When you enter the water, the person that you choose as your dive buddy; be it a friend or stranger needs to be looked at in a whole new perspective. Consider this person as your ticket for a ride to the surface and if you were in trouble, your life-line or your redundant air supply. This is why it is so important to do a little investigation into your new dive partner. You just need to know a few simple things about this person, so that you can be comfortable and know what resources you have. Consider the following basic questions to ask:
1. Certification Level?
– This gives you their raw knowledge of diving.
– Also determines where you should go and what dives are appropriate along with depth.
2. How Many Dives?
– How many dives your partner has shows true experience, but easily exaggerated.

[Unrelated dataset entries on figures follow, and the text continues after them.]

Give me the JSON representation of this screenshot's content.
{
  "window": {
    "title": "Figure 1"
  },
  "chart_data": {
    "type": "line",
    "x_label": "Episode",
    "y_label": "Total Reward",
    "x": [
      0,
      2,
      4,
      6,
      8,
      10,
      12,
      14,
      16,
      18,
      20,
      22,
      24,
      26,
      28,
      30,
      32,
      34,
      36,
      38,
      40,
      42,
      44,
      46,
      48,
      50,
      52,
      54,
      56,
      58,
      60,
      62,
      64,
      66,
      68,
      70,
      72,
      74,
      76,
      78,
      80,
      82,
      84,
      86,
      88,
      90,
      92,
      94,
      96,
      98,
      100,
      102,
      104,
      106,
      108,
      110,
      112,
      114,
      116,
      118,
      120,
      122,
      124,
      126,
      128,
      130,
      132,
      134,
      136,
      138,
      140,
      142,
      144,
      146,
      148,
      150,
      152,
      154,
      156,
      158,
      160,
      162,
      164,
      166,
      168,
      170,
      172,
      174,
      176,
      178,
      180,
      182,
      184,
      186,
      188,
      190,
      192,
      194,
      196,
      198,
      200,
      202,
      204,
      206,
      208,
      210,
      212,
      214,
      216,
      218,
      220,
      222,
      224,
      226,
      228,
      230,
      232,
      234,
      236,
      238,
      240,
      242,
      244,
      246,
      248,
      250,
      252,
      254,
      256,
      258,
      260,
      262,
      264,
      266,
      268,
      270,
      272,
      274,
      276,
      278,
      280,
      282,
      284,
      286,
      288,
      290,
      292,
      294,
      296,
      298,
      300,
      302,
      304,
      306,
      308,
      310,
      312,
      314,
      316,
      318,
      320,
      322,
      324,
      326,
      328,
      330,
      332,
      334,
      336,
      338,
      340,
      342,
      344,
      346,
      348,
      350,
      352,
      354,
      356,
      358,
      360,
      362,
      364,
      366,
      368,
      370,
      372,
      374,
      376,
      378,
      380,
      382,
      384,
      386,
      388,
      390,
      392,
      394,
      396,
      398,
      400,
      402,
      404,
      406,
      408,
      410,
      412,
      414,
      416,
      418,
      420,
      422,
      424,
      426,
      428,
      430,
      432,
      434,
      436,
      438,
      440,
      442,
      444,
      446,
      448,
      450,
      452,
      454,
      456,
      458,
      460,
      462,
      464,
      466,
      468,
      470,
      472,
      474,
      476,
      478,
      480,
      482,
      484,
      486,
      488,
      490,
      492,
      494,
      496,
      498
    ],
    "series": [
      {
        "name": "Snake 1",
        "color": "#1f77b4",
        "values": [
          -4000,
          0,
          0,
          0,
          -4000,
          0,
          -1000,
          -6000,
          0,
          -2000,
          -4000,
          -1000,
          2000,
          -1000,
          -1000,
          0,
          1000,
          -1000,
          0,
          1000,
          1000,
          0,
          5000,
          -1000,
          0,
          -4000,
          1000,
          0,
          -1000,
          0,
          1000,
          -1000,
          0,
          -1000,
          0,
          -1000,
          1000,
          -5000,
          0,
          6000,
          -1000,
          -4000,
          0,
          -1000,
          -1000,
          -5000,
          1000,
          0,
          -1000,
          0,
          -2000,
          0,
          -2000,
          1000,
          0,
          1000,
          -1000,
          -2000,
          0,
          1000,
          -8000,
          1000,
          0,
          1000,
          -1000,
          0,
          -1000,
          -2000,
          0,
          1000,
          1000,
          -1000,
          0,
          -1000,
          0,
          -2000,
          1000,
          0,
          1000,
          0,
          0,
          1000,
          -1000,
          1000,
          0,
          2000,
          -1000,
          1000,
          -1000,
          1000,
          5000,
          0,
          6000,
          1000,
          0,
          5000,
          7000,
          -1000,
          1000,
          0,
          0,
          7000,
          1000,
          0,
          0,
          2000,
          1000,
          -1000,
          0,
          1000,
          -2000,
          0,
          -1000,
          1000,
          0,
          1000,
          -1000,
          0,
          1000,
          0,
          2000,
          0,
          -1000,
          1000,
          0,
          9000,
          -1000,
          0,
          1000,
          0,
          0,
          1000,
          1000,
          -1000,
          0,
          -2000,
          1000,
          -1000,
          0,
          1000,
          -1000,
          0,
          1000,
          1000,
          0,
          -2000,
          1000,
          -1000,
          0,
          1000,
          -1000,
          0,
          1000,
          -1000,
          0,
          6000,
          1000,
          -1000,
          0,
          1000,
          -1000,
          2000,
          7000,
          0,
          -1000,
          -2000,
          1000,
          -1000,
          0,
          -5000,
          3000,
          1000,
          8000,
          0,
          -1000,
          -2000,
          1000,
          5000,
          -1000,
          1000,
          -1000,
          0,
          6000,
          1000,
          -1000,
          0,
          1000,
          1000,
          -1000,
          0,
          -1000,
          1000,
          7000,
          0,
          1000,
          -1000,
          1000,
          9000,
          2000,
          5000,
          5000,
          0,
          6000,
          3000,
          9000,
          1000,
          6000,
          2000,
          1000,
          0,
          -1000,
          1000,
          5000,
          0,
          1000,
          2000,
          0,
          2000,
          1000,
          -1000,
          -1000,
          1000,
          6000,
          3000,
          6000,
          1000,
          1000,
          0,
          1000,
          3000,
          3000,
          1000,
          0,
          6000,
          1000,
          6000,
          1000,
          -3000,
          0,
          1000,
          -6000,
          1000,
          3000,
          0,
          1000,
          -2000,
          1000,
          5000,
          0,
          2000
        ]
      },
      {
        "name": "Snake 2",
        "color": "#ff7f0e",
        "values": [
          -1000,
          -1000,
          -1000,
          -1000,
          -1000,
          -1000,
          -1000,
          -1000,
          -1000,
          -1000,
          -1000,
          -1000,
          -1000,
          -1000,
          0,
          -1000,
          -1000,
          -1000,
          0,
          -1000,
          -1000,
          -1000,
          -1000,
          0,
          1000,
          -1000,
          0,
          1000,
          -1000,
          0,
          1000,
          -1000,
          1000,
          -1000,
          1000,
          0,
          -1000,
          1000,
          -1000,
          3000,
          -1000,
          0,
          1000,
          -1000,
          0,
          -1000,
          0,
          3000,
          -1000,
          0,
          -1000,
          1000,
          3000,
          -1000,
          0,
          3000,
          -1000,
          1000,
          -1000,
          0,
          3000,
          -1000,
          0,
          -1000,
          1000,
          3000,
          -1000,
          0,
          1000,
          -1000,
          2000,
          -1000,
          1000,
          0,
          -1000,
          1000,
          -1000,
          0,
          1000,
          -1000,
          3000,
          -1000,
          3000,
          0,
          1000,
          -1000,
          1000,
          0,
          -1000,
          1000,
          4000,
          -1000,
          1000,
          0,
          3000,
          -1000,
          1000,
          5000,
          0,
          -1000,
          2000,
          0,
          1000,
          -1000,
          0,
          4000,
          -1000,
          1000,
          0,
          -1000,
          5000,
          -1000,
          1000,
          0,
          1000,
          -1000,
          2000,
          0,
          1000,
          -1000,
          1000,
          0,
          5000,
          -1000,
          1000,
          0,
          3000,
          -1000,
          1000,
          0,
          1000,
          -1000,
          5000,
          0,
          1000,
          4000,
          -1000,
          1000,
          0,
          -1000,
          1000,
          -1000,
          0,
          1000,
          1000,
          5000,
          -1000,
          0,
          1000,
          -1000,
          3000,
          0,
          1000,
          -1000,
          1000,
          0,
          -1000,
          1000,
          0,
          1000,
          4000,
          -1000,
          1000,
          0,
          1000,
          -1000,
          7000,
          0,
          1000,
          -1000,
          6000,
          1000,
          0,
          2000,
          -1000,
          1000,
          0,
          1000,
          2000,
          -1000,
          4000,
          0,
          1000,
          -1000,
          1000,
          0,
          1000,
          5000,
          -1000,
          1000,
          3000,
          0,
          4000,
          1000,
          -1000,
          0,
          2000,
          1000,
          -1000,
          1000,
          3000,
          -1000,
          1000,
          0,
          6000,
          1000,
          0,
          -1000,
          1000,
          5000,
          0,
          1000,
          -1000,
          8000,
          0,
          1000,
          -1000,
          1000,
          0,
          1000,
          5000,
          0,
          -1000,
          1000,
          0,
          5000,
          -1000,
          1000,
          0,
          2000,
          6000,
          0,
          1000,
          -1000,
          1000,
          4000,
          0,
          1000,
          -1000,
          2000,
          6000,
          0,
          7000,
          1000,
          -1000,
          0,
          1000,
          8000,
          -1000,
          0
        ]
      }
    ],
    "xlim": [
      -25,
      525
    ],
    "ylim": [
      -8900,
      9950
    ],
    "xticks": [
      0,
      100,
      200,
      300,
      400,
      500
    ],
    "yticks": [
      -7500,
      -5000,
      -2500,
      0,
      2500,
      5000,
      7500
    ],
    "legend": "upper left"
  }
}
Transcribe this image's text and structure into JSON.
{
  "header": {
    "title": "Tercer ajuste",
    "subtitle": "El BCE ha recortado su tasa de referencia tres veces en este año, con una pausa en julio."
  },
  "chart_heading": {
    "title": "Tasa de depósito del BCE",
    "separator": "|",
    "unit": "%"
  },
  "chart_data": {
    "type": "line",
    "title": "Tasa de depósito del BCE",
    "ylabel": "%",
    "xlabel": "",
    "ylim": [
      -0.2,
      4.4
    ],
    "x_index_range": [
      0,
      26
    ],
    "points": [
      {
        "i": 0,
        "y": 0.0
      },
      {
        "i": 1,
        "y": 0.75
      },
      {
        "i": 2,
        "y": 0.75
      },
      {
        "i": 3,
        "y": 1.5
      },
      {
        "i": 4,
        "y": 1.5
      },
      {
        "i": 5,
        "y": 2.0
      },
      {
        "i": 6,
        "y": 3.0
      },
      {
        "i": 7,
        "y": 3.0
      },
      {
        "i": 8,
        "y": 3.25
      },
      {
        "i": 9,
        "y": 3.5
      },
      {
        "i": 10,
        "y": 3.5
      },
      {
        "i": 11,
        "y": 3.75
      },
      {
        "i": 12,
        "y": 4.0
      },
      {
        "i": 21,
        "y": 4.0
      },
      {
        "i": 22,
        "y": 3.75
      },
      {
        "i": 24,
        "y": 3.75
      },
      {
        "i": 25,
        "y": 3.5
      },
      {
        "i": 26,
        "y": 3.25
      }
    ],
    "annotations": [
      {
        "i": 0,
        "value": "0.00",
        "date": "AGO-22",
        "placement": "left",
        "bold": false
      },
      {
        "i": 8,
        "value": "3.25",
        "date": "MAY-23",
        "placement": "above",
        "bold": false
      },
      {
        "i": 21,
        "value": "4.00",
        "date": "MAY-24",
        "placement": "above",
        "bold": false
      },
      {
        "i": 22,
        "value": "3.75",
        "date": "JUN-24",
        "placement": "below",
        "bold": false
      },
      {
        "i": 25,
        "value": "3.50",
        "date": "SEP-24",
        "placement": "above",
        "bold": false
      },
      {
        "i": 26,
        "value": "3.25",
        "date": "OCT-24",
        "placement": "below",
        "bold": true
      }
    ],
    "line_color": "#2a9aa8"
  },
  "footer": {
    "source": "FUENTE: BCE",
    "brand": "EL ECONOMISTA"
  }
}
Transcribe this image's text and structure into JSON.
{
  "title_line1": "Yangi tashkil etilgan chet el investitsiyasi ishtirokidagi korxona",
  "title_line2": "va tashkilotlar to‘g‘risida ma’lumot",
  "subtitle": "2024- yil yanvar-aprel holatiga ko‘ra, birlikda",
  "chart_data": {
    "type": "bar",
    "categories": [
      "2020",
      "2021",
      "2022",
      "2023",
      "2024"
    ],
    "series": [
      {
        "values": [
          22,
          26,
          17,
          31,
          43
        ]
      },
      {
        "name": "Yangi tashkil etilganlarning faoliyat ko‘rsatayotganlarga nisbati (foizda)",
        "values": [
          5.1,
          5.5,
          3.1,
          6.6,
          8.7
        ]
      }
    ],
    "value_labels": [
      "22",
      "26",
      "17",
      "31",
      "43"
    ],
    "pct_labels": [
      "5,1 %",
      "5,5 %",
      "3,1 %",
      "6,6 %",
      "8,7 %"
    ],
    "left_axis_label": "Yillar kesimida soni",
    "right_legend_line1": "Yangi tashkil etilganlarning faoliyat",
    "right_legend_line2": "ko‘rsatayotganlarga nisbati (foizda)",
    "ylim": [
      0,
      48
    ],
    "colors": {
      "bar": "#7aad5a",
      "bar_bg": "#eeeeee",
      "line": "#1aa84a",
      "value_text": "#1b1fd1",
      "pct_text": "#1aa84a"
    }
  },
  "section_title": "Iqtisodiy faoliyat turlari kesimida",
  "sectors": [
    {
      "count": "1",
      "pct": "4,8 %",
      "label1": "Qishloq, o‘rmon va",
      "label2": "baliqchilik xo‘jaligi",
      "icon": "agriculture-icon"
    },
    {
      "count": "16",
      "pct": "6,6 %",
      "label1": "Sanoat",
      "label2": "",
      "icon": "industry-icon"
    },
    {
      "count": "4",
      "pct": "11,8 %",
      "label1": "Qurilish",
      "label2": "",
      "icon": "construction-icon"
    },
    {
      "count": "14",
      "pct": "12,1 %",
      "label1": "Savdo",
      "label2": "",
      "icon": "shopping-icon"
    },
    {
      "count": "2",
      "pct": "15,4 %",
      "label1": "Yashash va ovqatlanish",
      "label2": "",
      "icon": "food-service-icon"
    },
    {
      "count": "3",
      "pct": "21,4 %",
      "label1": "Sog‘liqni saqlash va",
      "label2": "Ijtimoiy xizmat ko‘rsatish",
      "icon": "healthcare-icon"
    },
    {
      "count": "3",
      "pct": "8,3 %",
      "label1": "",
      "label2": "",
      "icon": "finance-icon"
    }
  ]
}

– This is not about who has the biggest muscles.
3. When was Your Last Dive?
– This question will enforce all of the information you have up until this point.
– The more recent the dive, the fresher their training and skills are.
– Diving is a sport that relies on repetition of basic skills to maintain fresh.
4. How Frequently Do You Dive?
– Just because they dove a month ago, that could have been the first dive in 2 years
– Shows awareness and again the repetition of basic skills.
5. What Type of Diving Have You Done?
– Wrecks, Walls, Cave, Boat, Dry Suit, Current, Night, Deep, Enriched Air
– This will decided the limitations of your dive group and again shows experience
There are many more questions you can ask your new dive partner, but these are some basic things that can help you determine what you’re up against or if you should consider pairing with someone a little more experienced. This is not intended for you to turn down every diver that wants to go with you, or be rude to people about not diving with them. It gives you an arsenal of information to decide if you are prepared to make a commitment to the person. Also, this is not a military interrogation… Ask the person what places they have been, what their most exciting experience was, why they dive and ask them if they are excited to go diving with you now!
Asking questions of your buddy is going to make you more comfortable to dive with the person and you never know… You might make a new friend out of it too! Safe Diving, and as always comments are appreciated!